I wish that I had let myself be happier

Allowing yourself to be happy is something almost everyone can work on. The first way you can do this is to figure out what you need to save for your retirement and what your necessary expenses are. A financial plan can help with this. Once you know exactly what you need to save, and what needs to go to your bills every month, you can also figure out how much money you can spend. Decide what your pocket change, mad money, or fun money is, so you know when you can treat yourself.

A lot of people are so afraid of running out of money, or not having enough, that they pinch every penny. Even when they don’t need to. They might forgo vacations, skip a nice dinner out, and all the other little luxuries that could make a big difference in the quality of their life. If you have what you need, and money isn’t an objection, wouldn’t if feel good to get that dream car that you’ve been putting off?

There is a difference between overspending, and an occasional splurge. The former will likely leave you with debts, but the latter might make life a little more enjoyable. When you have that once in a lifetime opportunity to do something you’ve always dreamed off, do you want to regret saying no just to save money that you didn’t really need? While leaving a legacy or donating to charity are both admirable goals, wouldn’t it be nice to enjoy the money you worked so hard to earn?

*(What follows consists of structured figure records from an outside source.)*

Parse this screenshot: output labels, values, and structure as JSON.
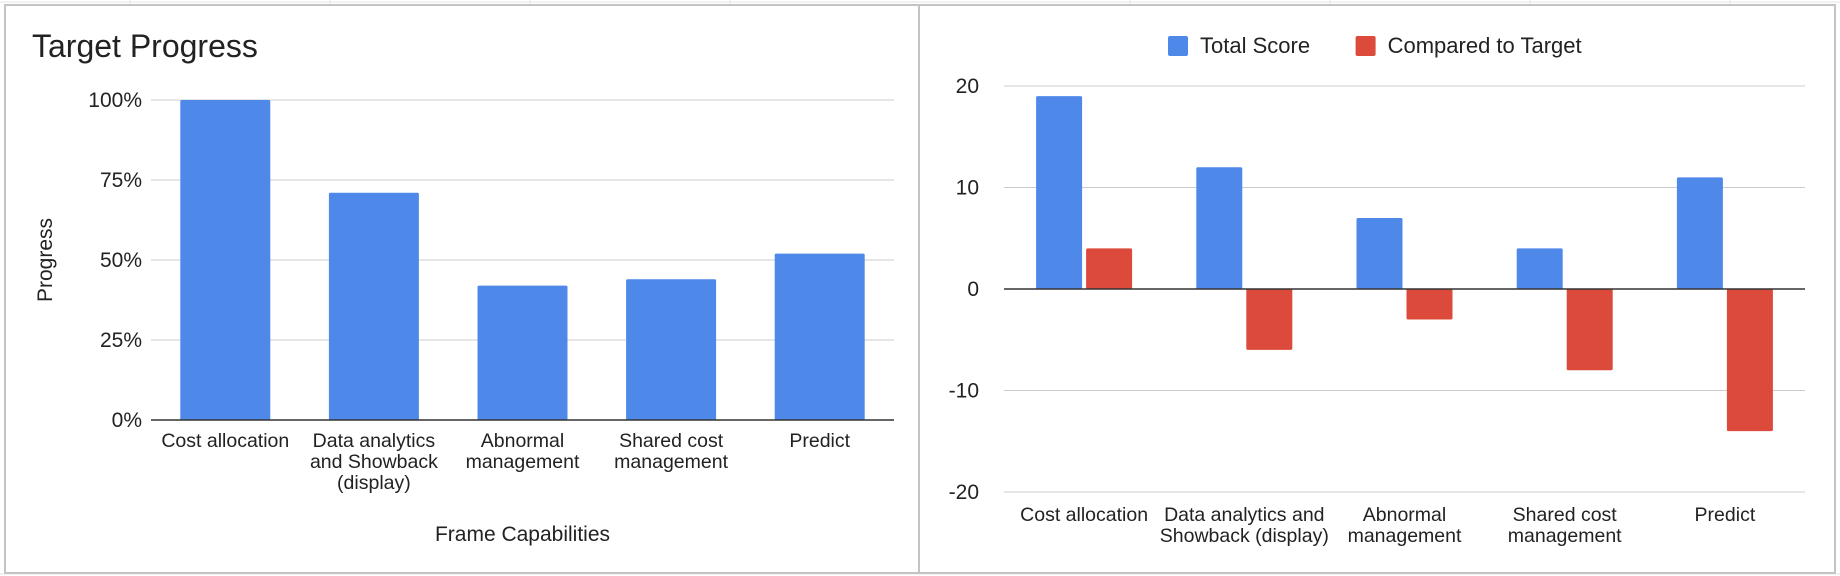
{
  "chart_data": [
    {
      "type": "bar",
      "title": "Target Progress",
      "xlabel": "Frame Capabilities",
      "ylabel": "Progress",
      "categories": [
        [
          "Cost allocation"
        ],
        [
          "Data analytics",
          "and Showback",
          "(display)"
        ],
        [
          "Abnormal",
          "management"
        ],
        [
          "Shared cost",
          "management"
        ],
        [
          "Predict"
        ]
      ],
      "series": [
        {
          "values": [
            1.0,
            0.71,
            0.42,
            0.44,
            0.52
          ],
          "color": "#4e89e9"
        }
      ],
      "ylim": [
        0,
        1
      ],
      "yticks": [
        0,
        0.25,
        0.5,
        0.75,
        1
      ],
      "ytick_labels": [
        "0%",
        "25%",
        "50%",
        "75%",
        "100%"
      ],
      "grid": true,
      "legend": "none"
    },
    {
      "type": "bar",
      "title": "",
      "xlabel": "",
      "ylabel": "",
      "categories": [
        [
          "Cost allocation"
        ],
        [
          "Data analytics and",
          "Showback (display)"
        ],
        [
          "Abnormal",
          "management"
        ],
        [
          "Shared cost",
          "management"
        ],
        [
          "Predict"
        ]
      ],
      "series": [
        {
          "name": "Total Score",
          "values": [
            19,
            12,
            7,
            4,
            11
          ],
          "color": "#4e89e9"
        },
        {
          "name": "Compared to Target",
          "values": [
            4,
            -6,
            -3,
            -8,
            -14
          ],
          "color": "#db4a3b"
        }
      ],
      "ylim": [
        -20,
        20
      ],
      "yticks": [
        -20,
        -10,
        0,
        10,
        20
      ],
      "ytick_labels": [
        "-20",
        "-10",
        "0",
        "10",
        "20"
      ],
      "grid": true,
      "legend": "top-center"
    }
  ]
}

The other way you can let yourself be happy is to not focus on the little imperfections in life. Bear with me, this gets a little deep and existential, but I believe it’s something we all could find value in. Let me tell you about my friend Sue. She turned forty a couple of years ago. For her birthday she wanted to see “Wicked.” It was something Sue had dreamed about. She knew who was performing Glinda and Elphaba, had read the book, knew all the words to the songs, and the soundtrack was on frequent play in her car.

Sue and her husband got dressed up and went to dinner at her favorite restaurant before the show. With a belly full of the best steak she had ever tasted, and giddy on a few glasses of red wine, they went to the theater downtown. They settled into their amazing seats, and Sue opened the program to find the role of Elphaba would be played by someone else.

Disaster! Sue was heartbroken. The entire evening was ruined for her. It didn’t matter that the show was still amazing, just like dinner had been, to Sue the entire evening was ashes. She lost sight of the night’s possible joy because of one “flaw.”

Happiness is often a choice. It might be unconsciously made, but you can decide to be happy. Or not.

How many people have stayed in a job they hated for fear of change? How about those that failed to make a change in their life that could have made them truly happy? Moving to a new city, into a new home, getting married, or divorced. Change is hard, but sometimes it can make us happier. Don’t get hung up on the small stuff, the things you can’t control. Don’t let the chance to be happy pass you by, and become a regret.

Embrace life, and the little things that bring a smile to your face. Make a choice to spend time doing things that matter to you.